Emmanuel Vincent: making maths work for sound
The holder of a DEA (post-graduate diploma) in "Acoustics, Signal processing and Computing applied to Music" and a PhD from Paris VI University completed at IRCAM, Emmanuel Vincent was recruited, as a research scientist at Inria Rennes - Bretagne Atlantique, in 2006 after post-doctoral research at Queen Mary University in London.
Since 1 January 2013 he has been part of Inria Nancy–Grand Est and more specifically the Speech team led by Yves Laprie.
A harp player, Emmanuel wants to use signal processing and mathematics to improve sound quality. One of his central research avenues is separating sources, which consists of extracting the different sources of sound that are simultaneously present in a recording. Although a great deal of progress has been made over the last twenty years, this question is still a research subject with great potential. Beyond much-publicised applications such as remastering and advanced speech recognition for mobile phones, separating sources allows for applications such as 3D sound reproduction and remixing musical recordings or sound tracks, technology that is keenly awaited by the music and film industries.
Sound is often perceived as secondary and does not receive the same attention as video which is at the heart of a battle between equipment suppliers and content providers. Yet imagine trying to watch a film or a televised debate without the sound... For this reason most technical research into signal and audio data processing remains largely academic and there are few small businesses investing in this area. This industry is however set to really take off in the coming years. Indeed, requirements and applications in multimedia, home automation, telephony and healthcare, plus the growth in personal videos, hearing aids and remote voice-activated interfaces, will demand continuous improvements in quality.
Audio signal processing requires hi-fi sound quality: the human ear is capable of recognising the slightest artefact of processing.
The automatic or semi-automatic separation techniques developed by Emmanuel and his colleagues already allow sound engineers to save a lot of time compared with manual separation techniques, and some of them even allow real-time separation of audio streams. Contracts are being negotiated with the Canon research laboratory, with Audionamix (a small firm) and the MAIA sound engineers studio. A new research avenue has just opened up in speech recognition in noisy environments. FASST (Flexible Audio Source Separation Toolbox) software also supplies a set of software modules to enable non-experts to rapidly build an algorithm suited to the characteristics of the recordings to be separated.

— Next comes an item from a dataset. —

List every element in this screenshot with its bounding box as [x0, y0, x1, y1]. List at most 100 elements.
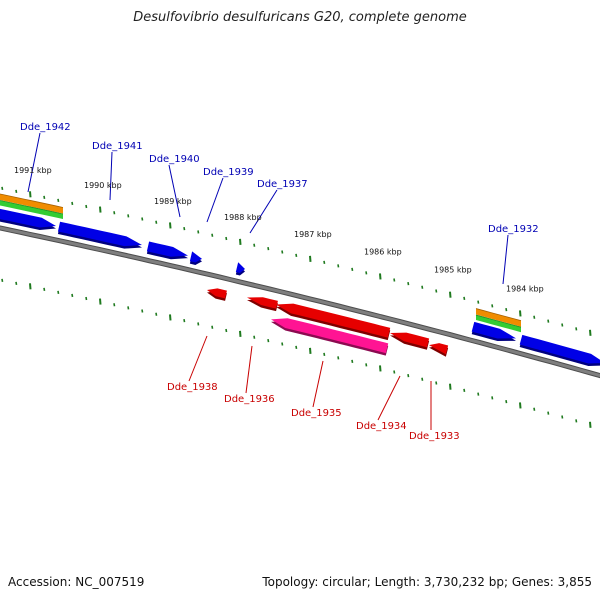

Emmanuel also intends to explore the emerging problems relating to handling masses of data, language processing and audio knowledge. These questions, the subject of numerous studies in the fields of natural language and speech, still remain largely unexplored with regard to music, environmental sounds and rare languages. At a scientific level they raise the central issue of modeling and using the uncertainties in the signals, the models and the knowledge at every stage in processing. As regards applications, they could for example make it possible for anybody to automatically compose music to suit their mood, or for companies to improve their communication through sound design (1). This new form of design is really in its infancy, but it is likely to become a major speciality in marketing where any object or structure will be given its own audio identity.
(1) According to the definition of researchers from IRCAM, sound design consists in "making an intention heard ".